9 comments on “BEING MORTAL – Medicine and What Matters in the End by Atul Gawande”

  1. I read this book several years ago, and it made quite an impact. I wish it were required reading in every medical school and elder care facility. I’m glad you had it on your reading list. Your review is a reminder that I should be recommending it to others; it’s an important resource. Thanks!

    Liked by 2 people

  2. Hi Julie, I am so glad you found this book and it was meaningful to you. You have reminded me about quite a few things that I learned from the book.. I barely had time to digest the information before I was putting it all to the test, working through my own family’s challenges with managing my aging parent’s health care and living situations.
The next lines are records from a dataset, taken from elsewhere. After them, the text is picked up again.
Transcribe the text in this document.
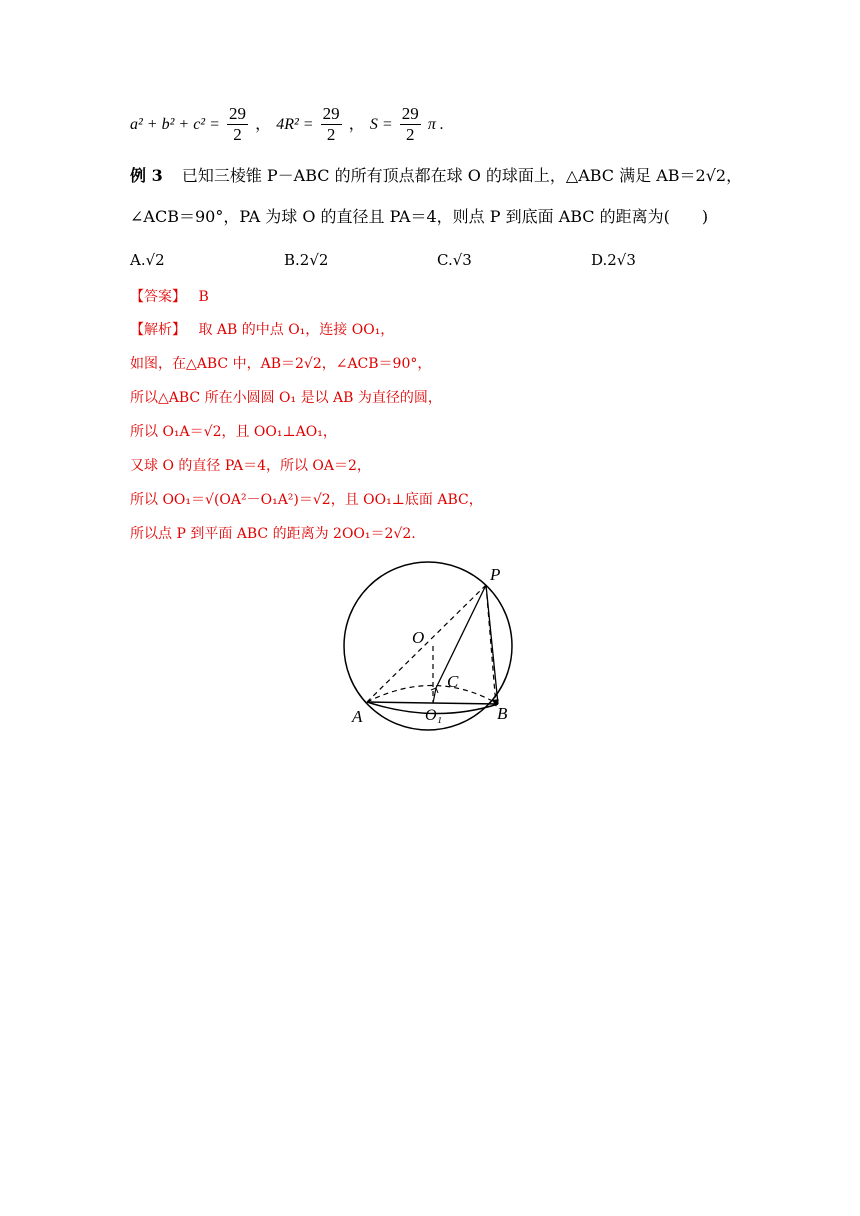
$a^2 + b^2 + c^2 = \frac{29}{2}$ ， $4R^2 = \frac{29}{2}$ ， $S = \frac{29}{2}$ π .
例 3 已知三棱锥 P－ABC 的所有顶点都在球 O 的球面上，△ABC 满足 AB＝2√2，
∠ACB＝90°，PA 为球 O 的直径且 PA＝4，则点 P 到底面 ABC 的距离为(　　)
A.√2	B.2√2	C.√3	D.2√3
【答案】 B
【解析】 取 AB 的中点 O₁，连接 OO₁，
如图，在△ABC 中，AB＝2√2，∠ACB＝90°，
所以△ABC 所在小圆圆 O₁ 是以 AB 为直径的圆，
所以 O₁A＝√2，且 OO₁⊥AO₁，
又球 O 的直径 PA＝4，所以 OA＝2，
所以 OO₁＝√(OA²－O₁A²)＝√2，且 OO₁⊥底面 ABC，
所以点 P 到平面 ABC 的距离为 2OO₁＝2√2.
P
O
C
A	B
O₁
    What you say here perfectly captures the essence of the book, as I experienced it as well:

    “…And then he digs deep into ways in which we came move toward a place where we honor those last years in terms of living, rather than safety and extension of the inevitable. He highlights organizations that get it right, that provide living environments where people can live out their last years without giving up their sense of self.”

    Yes! This is all so important and critical. Thank you for sharing your review 🙂

    Liked by 2 people

  3. I read this book a few years ago, too. I’m a fan of Gawande’s work. Just last week I heard someone say she had been deputized by a man’s friends to go to him and explain the error he is making by refusing to endure further treatment for his advanced cancer. (None of us are young…or even middle-aged people.) I thought of Gawande’s book and other books and articles I’ve read when I heard this. Why isn’t this his business?

    Liked by 1 person

    1. Yes, Teri, why? I think, as a species, we want to hang on as long as we can. And we have come to trust medical technology with the answers, rather than our own inner knowing, the knowing that understands that quality is a greater blessing than quantity.